I'd be more inclined to rule that the worst-case failure scenario would be that Suzie is bitten and part-turned. So the PCs do rescue to her, but now they have to deal with someone on the verge of becoming a full vampire, and figure out how to handle this, which can be an especially emotional event if Suzie is a character they've known for a while and care about.
For something like this I would have degrees of failure: Suzie is okay.

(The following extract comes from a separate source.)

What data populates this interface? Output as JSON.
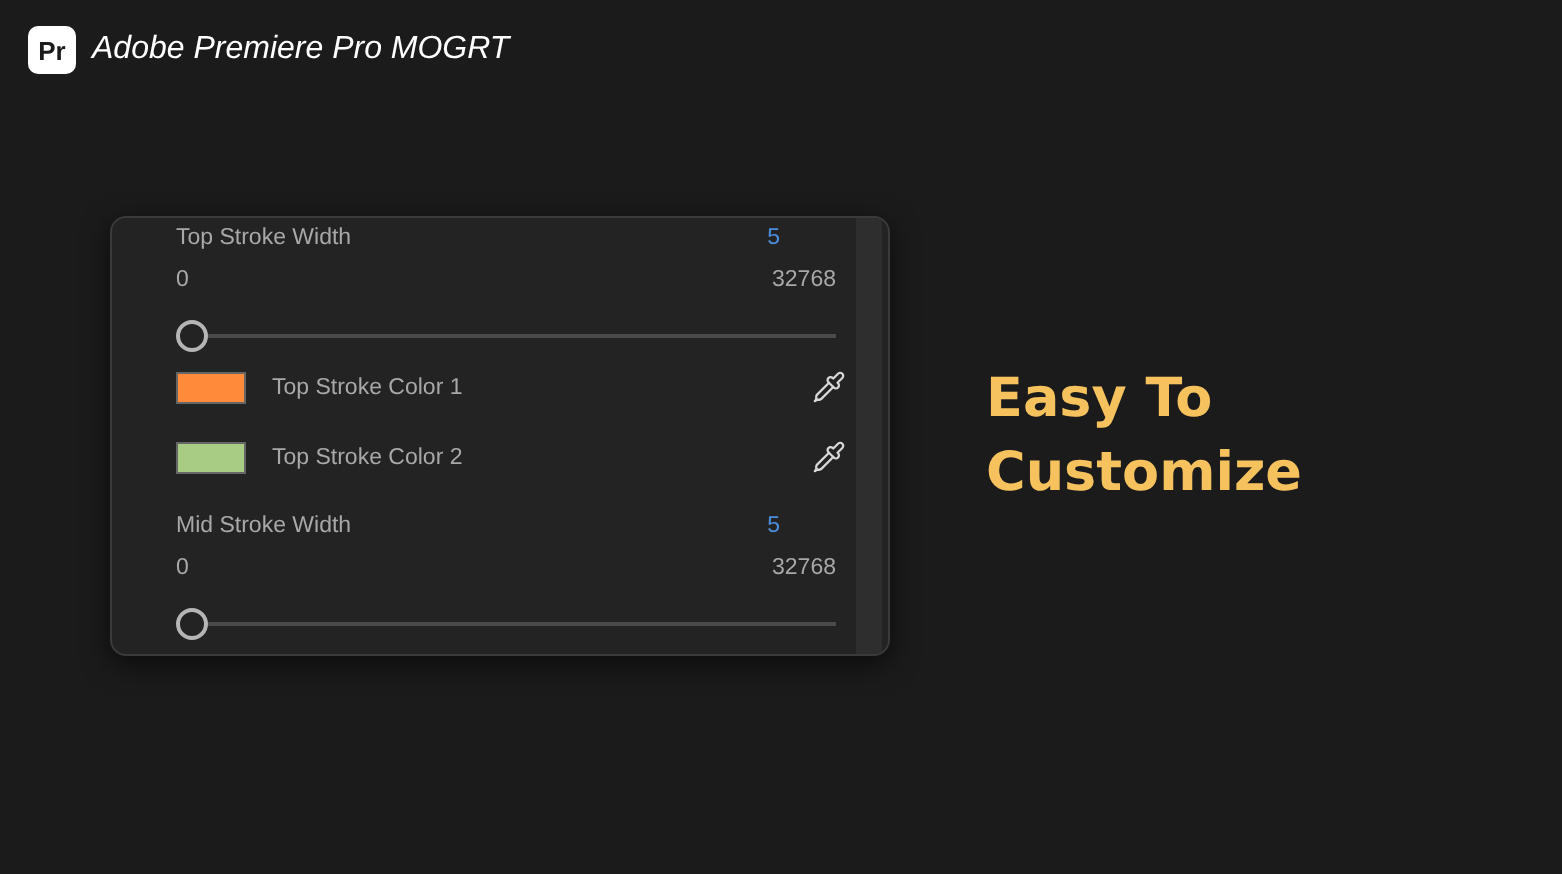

Suzie is emotionally traumatized and no longer trusts you/thinks you're dangerous. Suzie is badly injured and now you have to protect her in the hospital. Suzie is partially turned and you have to deal with the consequences, but you rescue her. Suzie is completely turned and you have to deal with the consequences, but you rescue her. Suzie is completely turned and is now a powerful enemy, whom you may or may not try to save or redeem. Suzie was used to fuel a powerful ritual against you, which you manage to survive but must deal with the fallout from as her ghost haunts you.
My players usually end up somewhere between options 2 and 4, possibly up to option 6 or 7 if their plan is especially inane.
-
That's a great idea.
This where failure can get really interesting, and why I love DFRPG's use of Consequences and the ability to concede in a conflict. You don't need to go all in for one extreme or the other. There's so much more to failure, and success, than killing someone.